What type of accounts must be closed at the end of the reporting period?
Revenue and expense accounts.
What does P&L Summary stand for?
Profit and Loss Summary.
Net profit increases which accounting element?
Owner’s Equity.
What accounting report shows revenues, expenses and net profit or loss?
Income Statement.
Cartage inwards is classified under which section of the Income Statement?
Cost of Goods Sold.
Why are revenue and expense accounts closed at the end of the period?
To return them to zero for the next reporting period.
What is the purpose of the Profit and Loss Summary account?
To summarise revenues and expenses to determine net profit or loss.
What account is net profit transferred to after the P&L Summary is closed?
Capital account.
What is the formula for net profit?
Revenues earned minus expenses incurred.
Why is cartage outwards not included in Cost of Goods Sold?
It occurs after the sale when delivering goods to customers, so it is an other expense.
Which side are expense accounts closed on?
Credit side.
Which side are revenue accounts closed on when transferred to P&L Summary?
Debit side.
Give the general journal entry to transfer net profit of $8,000 to Capital.
Debit P&L Summary $8,000; Credit Capital $8,000.
Name two qualitative characteristics linked to the Income Statement.
Relevance and understandability.
Discount revenue is reported under which section of the Income Statement?
Other revenue.
Sales Returns acts like what type of account when closing the ledger?
A negative revenue account.
If total revenues are $90,000 and total expenses are $72,000, what balance is transferred from P&L Summary?
Net profit of $18,000.
Give the general journal entry for a net loss of $6,500.
Debit Capital $6,500; Credit P&L Summary $6,500.
Explain how the period assumption links to the Income Statement.
It requires revenues and expenses to be measured for a specific reporting period so profit can be determined and compared.

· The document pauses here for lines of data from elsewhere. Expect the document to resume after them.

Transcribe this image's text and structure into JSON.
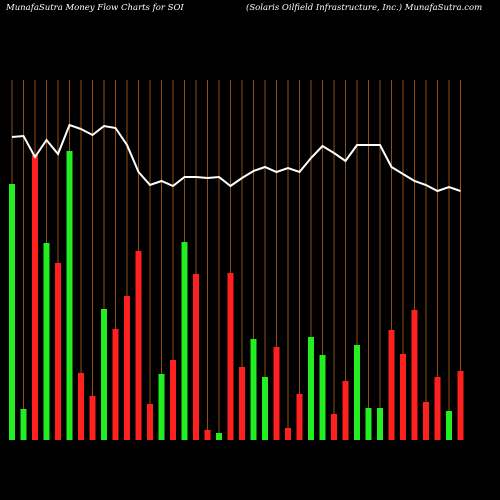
{
  "chart_data": {
    "type": "bar",
    "title": "MunafaSutra  Money Flow  Charts for SOI",
    "subtitle": "(Solaris Oilfield Infrastructure,  Inc.) MunafaSutra.com",
    "categories": [
      null,
      null,
      null,
      null,
      null,
      null,
      null,
      null,
      null,
      null,
      null,
      null,
      null,
      null,
      null,
      null,
      null,
      null,
      null,
      null,
      null,
      null,
      null,
      null,
      null,
      null,
      null,
      null,
      null,
      null,
      null,
      null,
      null,
      null,
      null,
      null,
      null,
      null,
      null,
      null
    ],
    "series": [
      {
        "type": "bar",
        "values": [
          256,
          31,
          285,
          197,
          177,
          289,
          67,
          44,
          131,
          111,
          144,
          189,
          36,
          66,
          80,
          198,
          166,
          10,
          7,
          167,
          73,
          101,
          63,
          93,
          12,
          46,
          103,
          85,
          26,
          59,
          95,
          32,
          32,
          110,
          86,
          130,
          38,
          63,
          29,
          69
        ],
        "colors": [
          "#22ee22",
          "#22ee22",
          "#ff2020",
          "#22ee22",
          "#ff2020",
          "#22ee22",
          "#ff2020",
          "#ff2020",
          "#22ee22",
          "#ff2020",
          "#ff2020",
          "#ff2020",
          "#ff2020",
          "#22ee22",
          "#ff2020",
          "#22ee22",
          "#ff2020",
          "#ff2020",
          "#22ee22",
          "#ff2020",
          "#ff2020",
          "#22ee22",
          "#22ee22",
          "#ff2020",
          "#ff2020",
          "#ff2020",
          "#22ee22",
          "#22ee22",
          "#ff2020",
          "#ff2020",
          "#22ee22",
          "#22ee22",
          "#22ee22",
          "#ff2020",
          "#ff2020",
          "#ff2020",
          "#ff2020",
          "#ff2020",
          "#22ee22",
          "#ff2020"
        ]
      },
      {
        "type": "line",
        "color": "#ffffff",
        "values": [
          303,
          304,
          283,
          300,
          286,
          315,
          311,
          305,
          314,
          312,
          295,
          268,
          255,
          259,
          254,
          263,
          263,
          262,
          263,
          254,
          262,
          269,
          273,
          268,
          272,
          268,
          282,
          294,
          287,
          279,
          295,
          295,
          295,
          273,
          266,
          259,
          255,
          249,
          253,
          249
        ]
      }
    ],
    "grid_color": "#b5651d"
  }
}
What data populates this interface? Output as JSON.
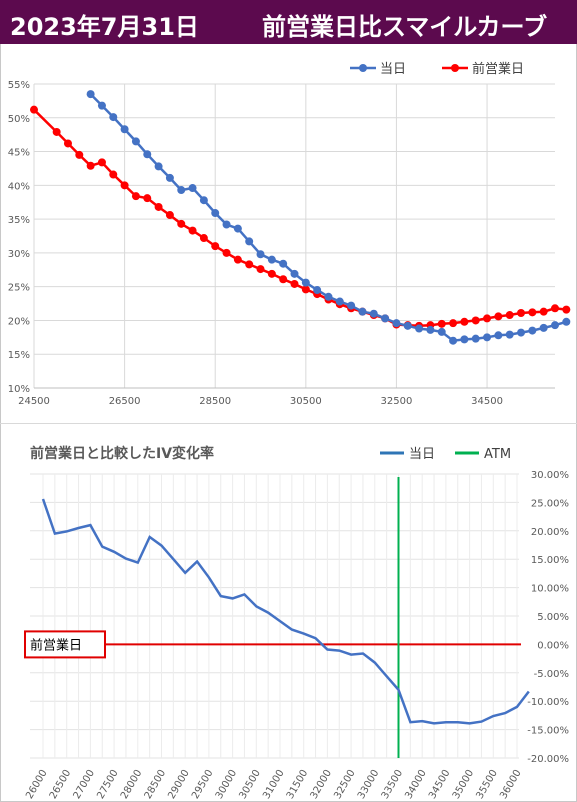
{
  "banner": {
    "date": "2023年7月31日",
    "title": "前営業日比スマイルカーブ",
    "bg_color": "#5c0a4e"
  },
  "chart_data": [
    {
      "type": "line",
      "title": "",
      "legend_position": "top-right",
      "grid": true,
      "xlim": [
        24500,
        36000
      ],
      "ylim": [
        10,
        55
      ],
      "x_ticks": [
        "24500",
        "26500",
        "28500",
        "30500",
        "32500",
        "34500"
      ],
      "y_ticks": [
        "10%",
        "15%",
        "20%",
        "25%",
        "30%",
        "35%",
        "40%",
        "45%",
        "50%",
        "55%"
      ],
      "series": [
        {
          "name": "当日",
          "color": "#4472c4",
          "points": [
            [
              25750,
              53.5
            ],
            [
              26000,
              51.8
            ],
            [
              26250,
              50.1
            ],
            [
              26500,
              48.3
            ],
            [
              26750,
              46.5
            ],
            [
              27000,
              44.6
            ],
            [
              27250,
              42.8
            ],
            [
              27500,
              41.1
            ],
            [
              27750,
              39.3
            ],
            [
              28000,
              39.6
            ],
            [
              28250,
              37.8
            ],
            [
              28500,
              35.9
            ],
            [
              28750,
              34.2
            ],
            [
              29000,
              33.6
            ],
            [
              29250,
              31.7
            ],
            [
              29500,
              29.8
            ],
            [
              29750,
              29.0
            ],
            [
              30000,
              28.4
            ],
            [
              30250,
              26.9
            ],
            [
              30500,
              25.6
            ],
            [
              30750,
              24.5
            ],
            [
              31000,
              23.5
            ],
            [
              31250,
              22.8
            ],
            [
              31500,
              22.2
            ],
            [
              31750,
              21.3
            ],
            [
              32000,
              21.0
            ],
            [
              32250,
              20.3
            ],
            [
              32500,
              19.6
            ],
            [
              32750,
              19.2
            ],
            [
              33000,
              18.8
            ],
            [
              33250,
              18.6
            ],
            [
              33500,
              18.3
            ],
            [
              33750,
              17.0
            ],
            [
              34000,
              17.2
            ],
            [
              34250,
              17.3
            ],
            [
              34500,
              17.5
            ],
            [
              34750,
              17.8
            ],
            [
              35000,
              17.9
            ],
            [
              35250,
              18.2
            ],
            [
              35500,
              18.5
            ],
            [
              35750,
              18.9
            ],
            [
              36000,
              19.3
            ],
            [
              36250,
              19.8
            ]
          ]
        },
        {
          "name": "前営業日",
          "color": "#ff0000",
          "points": [
            [
              24500,
              51.2
            ],
            [
              25000,
              47.9
            ],
            [
              25250,
              46.2
            ],
            [
              25500,
              44.5
            ],
            [
              25750,
              42.9
            ],
            [
              26000,
              43.4
            ],
            [
              26250,
              41.6
            ],
            [
              26500,
              40.0
            ],
            [
              26750,
              38.4
            ],
            [
              27000,
              38.1
            ],
            [
              27250,
              36.8
            ],
            [
              27500,
              35.6
            ],
            [
              27750,
              34.3
            ],
            [
              28000,
              33.3
            ],
            [
              28250,
              32.2
            ],
            [
              28500,
              31.0
            ],
            [
              28750,
              30.0
            ],
            [
              29000,
              29.0
            ],
            [
              29250,
              28.3
            ],
            [
              29500,
              27.6
            ],
            [
              29750,
              26.9
            ],
            [
              30000,
              26.1
            ],
            [
              30250,
              25.4
            ],
            [
              30500,
              24.6
            ],
            [
              30750,
              23.9
            ],
            [
              31000,
              23.1
            ],
            [
              31250,
              22.4
            ],
            [
              31500,
              21.8
            ],
            [
              31750,
              21.3
            ],
            [
              32000,
              20.8
            ],
            [
              32250,
              20.3
            ],
            [
              32500,
              19.4
            ],
            [
              32750,
              19.3
            ],
            [
              33000,
              19.2
            ],
            [
              33250,
              19.3
            ],
            [
              33500,
              19.5
            ],
            [
              33750,
              19.6
            ],
            [
              34000,
              19.8
            ],
            [
              34250,
              20.0
            ],
            [
              34500,
              20.3
            ],
            [
              34750,
              20.6
            ],
            [
              35000,
              20.8
            ],
            [
              35250,
              21.1
            ],
            [
              35500,
              21.2
            ],
            [
              35750,
              21.3
            ],
            [
              36000,
              21.8
            ],
            [
              36250,
              21.6
            ]
          ]
        }
      ]
    },
    {
      "type": "line",
      "title": "前営業日と比較したIV変化率",
      "legend_position": "top-right",
      "grid": true,
      "xlim": [
        26000,
        36000
      ],
      "ylim": [
        -20,
        30
      ],
      "y_axis_side": "right",
      "x_ticks": [
        "26000",
        "26500",
        "27000",
        "27500",
        "28000",
        "28500",
        "29000",
        "29500",
        "30000",
        "30500",
        "31000",
        "31500",
        "32000",
        "32500",
        "33000",
        "33500",
        "34000",
        "34500",
        "35000",
        "35500",
        "36000"
      ],
      "y_ticks": [
        "30.00%",
        "25.00%",
        "20.00%",
        "15.00%",
        "10.00%",
        "5.00%",
        "0.00%",
        "-5.00%",
        "-10.00%",
        "-15.00%",
        "-20.00%"
      ],
      "series": [
        {
          "name": "当日",
          "color": "#4472c4",
          "points": [
            [
              26000,
              25.6
            ],
            [
              26250,
              19.5
            ],
            [
              26500,
              19.9
            ],
            [
              26750,
              20.5
            ],
            [
              27000,
              21.0
            ],
            [
              27250,
              17.2
            ],
            [
              27500,
              16.3
            ],
            [
              27750,
              15.1
            ],
            [
              28000,
              14.4
            ],
            [
              28250,
              18.9
            ],
            [
              28500,
              17.4
            ],
            [
              28750,
              15.0
            ],
            [
              29000,
              12.6
            ],
            [
              29250,
              14.6
            ],
            [
              29500,
              11.8
            ],
            [
              29750,
              8.5
            ],
            [
              30000,
              8.1
            ],
            [
              30250,
              8.8
            ],
            [
              30500,
              6.7
            ],
            [
              30750,
              5.6
            ],
            [
              31000,
              4.1
            ],
            [
              31250,
              2.6
            ],
            [
              31500,
              1.9
            ],
            [
              31750,
              1.1
            ],
            [
              32000,
              -0.9
            ],
            [
              32250,
              -1.1
            ],
            [
              32500,
              -1.8
            ],
            [
              32750,
              -1.6
            ],
            [
              33000,
              -3.2
            ],
            [
              33250,
              -5.6
            ],
            [
              33500,
              -8.0
            ],
            [
              33750,
              -13.7
            ],
            [
              34000,
              -13.5
            ],
            [
              34250,
              -13.9
            ],
            [
              34500,
              -13.7
            ],
            [
              34750,
              -13.7
            ],
            [
              35000,
              -13.9
            ],
            [
              35250,
              -13.6
            ],
            [
              35500,
              -12.6
            ],
            [
              35750,
              -12.1
            ],
            [
              36000,
              -11.0
            ],
            [
              36250,
              -8.3
            ]
          ]
        },
        {
          "name": "ATM",
          "color": "#00b050",
          "x": 33500
        }
      ],
      "reference_line": {
        "label": "前営業日",
        "value": 0,
        "color": "#e00000"
      }
    }
  ]
}
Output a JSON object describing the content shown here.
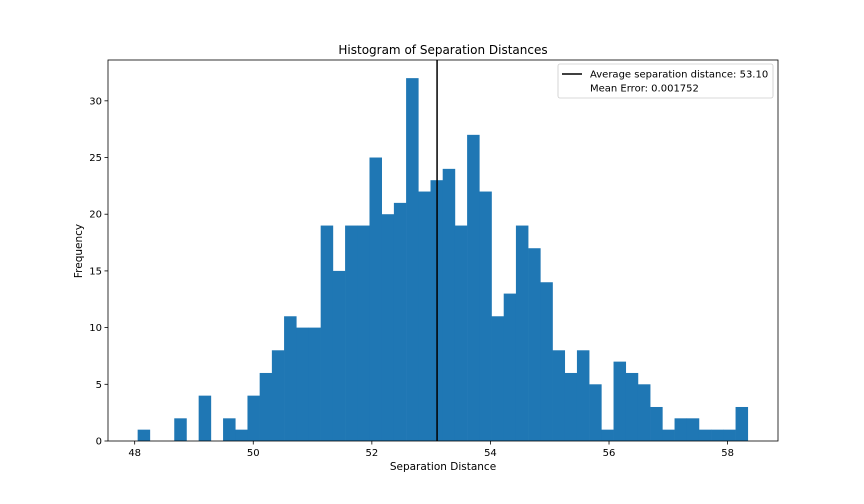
{
  "chart_data": {
    "type": "bar",
    "title": "Histogram of Separation Distances",
    "xlabel": "Separation Distance",
    "ylabel": "Frequency",
    "xlim": [
      47.55,
      58.85
    ],
    "ylim": [
      0,
      33.6
    ],
    "xticks": [
      48,
      50,
      52,
      54,
      56,
      58
    ],
    "yticks": [
      0,
      5,
      10,
      15,
      20,
      25,
      30
    ],
    "bin_start": 48.05,
    "bin_width": 0.2058,
    "bar_color": "#1f77b4",
    "counts": [
      1,
      0,
      0,
      2,
      0,
      4,
      0,
      2,
      1,
      4,
      6,
      8,
      11,
      10,
      10,
      19,
      15,
      19,
      19,
      25,
      20,
      21,
      32,
      22,
      23,
      24,
      19,
      27,
      22,
      11,
      13,
      19,
      17,
      14,
      8,
      6,
      8,
      5,
      1,
      7,
      6,
      5,
      3,
      1,
      2,
      2,
      1,
      1,
      1,
      3
    ],
    "vline": {
      "x": 53.1,
      "color": "#000000"
    },
    "legend": {
      "position": "upper right",
      "entries": [
        {
          "label": "Average separation distance: 53.10",
          "marker": "line"
        },
        {
          "label": "Mean Error: 0.001752",
          "marker": "none"
        }
      ]
    }
  }
}
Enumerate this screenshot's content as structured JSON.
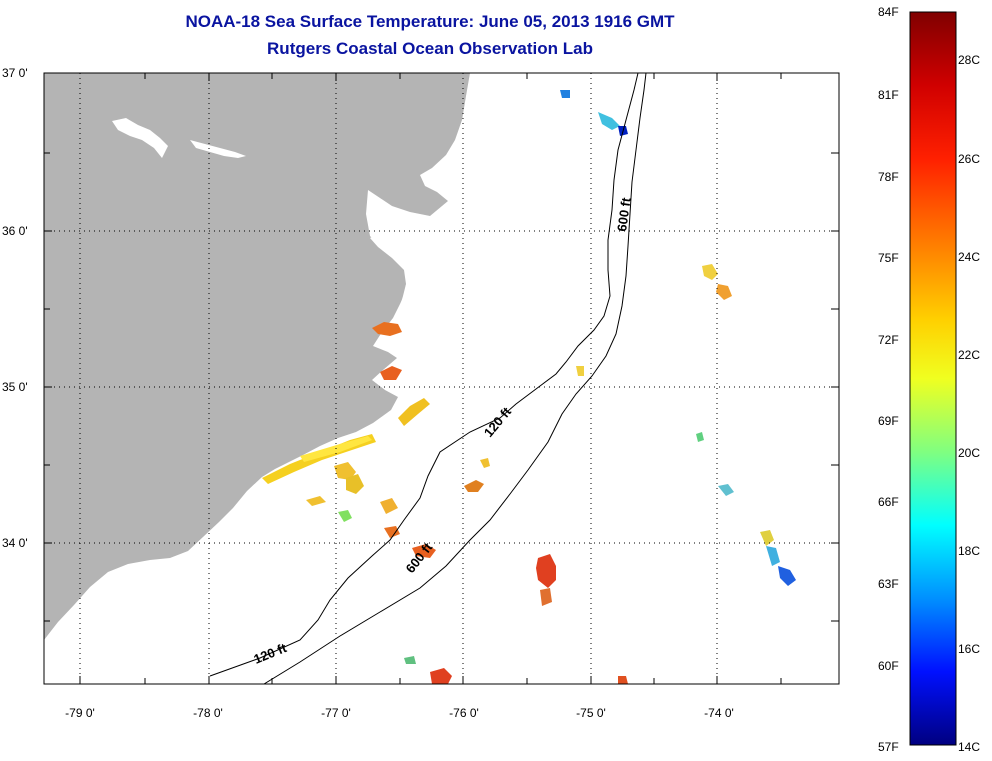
{
  "header": {
    "title": "NOAA-18 Sea Surface Temperature:  June 05, 2013 1916 GMT",
    "subtitle": "Rutgers Coastal Ocean Observation Lab"
  },
  "map": {
    "region": "Outer Banks, North Carolina",
    "land_color": "#b4b4b4",
    "water_color": "#ffffff",
    "grid": "dotted",
    "lat_labels": [
      "37 0'",
      "36 0'",
      "35 0'",
      "34 0'"
    ],
    "lon_labels": [
      "-79 0'",
      "-78 0'",
      "-77 0'",
      "-76 0'",
      "-75 0'",
      "-74 0'"
    ],
    "isobath_labels": {
      "north_600": "600 ft",
      "mid_120": "120 ft",
      "mid_600": "600 ft",
      "south_120": "120 ft"
    }
  },
  "colorbar": {
    "fahrenheit_labels": [
      "84F",
      "81F",
      "78F",
      "75F",
      "72F",
      "69F",
      "66F",
      "63F",
      "60F",
      "57F"
    ],
    "celsius_labels": [
      "28C",
      "26C",
      "24C",
      "22C",
      "20C",
      "18C",
      "16C",
      "14C"
    ],
    "range_f": [
      57,
      84
    ],
    "range_c": [
      14,
      29
    ],
    "colors_top_to_bottom": [
      "#800000",
      "#ff0000",
      "#ff8000",
      "#ffff00",
      "#80ff80",
      "#00ffff",
      "#0080ff",
      "#0000ff",
      "#000080"
    ]
  }
}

Why are discount revenue and discount expense not included in Gross Profit?
They are not directly related to buying or selling inventory and would distort gross profit.
Explain why closing the ledger supports the going concern assumption.
Revenue and expense accounts are closed for the current period while the business continues into the next period, with profit/loss transferred to Capital.
A business has Sales $75,000, Sales Returns $3,000, Expenses $48,000. What is net profit?
$24,000. Calculation: $75,000 - $3,000 - $48,000.
Explain why drawings must be closed to Capital.
Drawings decrease owner’s equity and must be transferred to Capital to update the owner’s investment in the business.
Explain how the accrual accounting assumption is applied in the Income Statement.
Revenues earned are matched against expenses incurred in the same reporting period to calculate net profit or loss.
Inventory sold cost $2,300, packaging was $690, cartage inwards was $50 and cartage outwards was $2,300. What amount is included in Cost of Goods Sold?
$3,040. Cartage outwards is excluded because it is an other expense.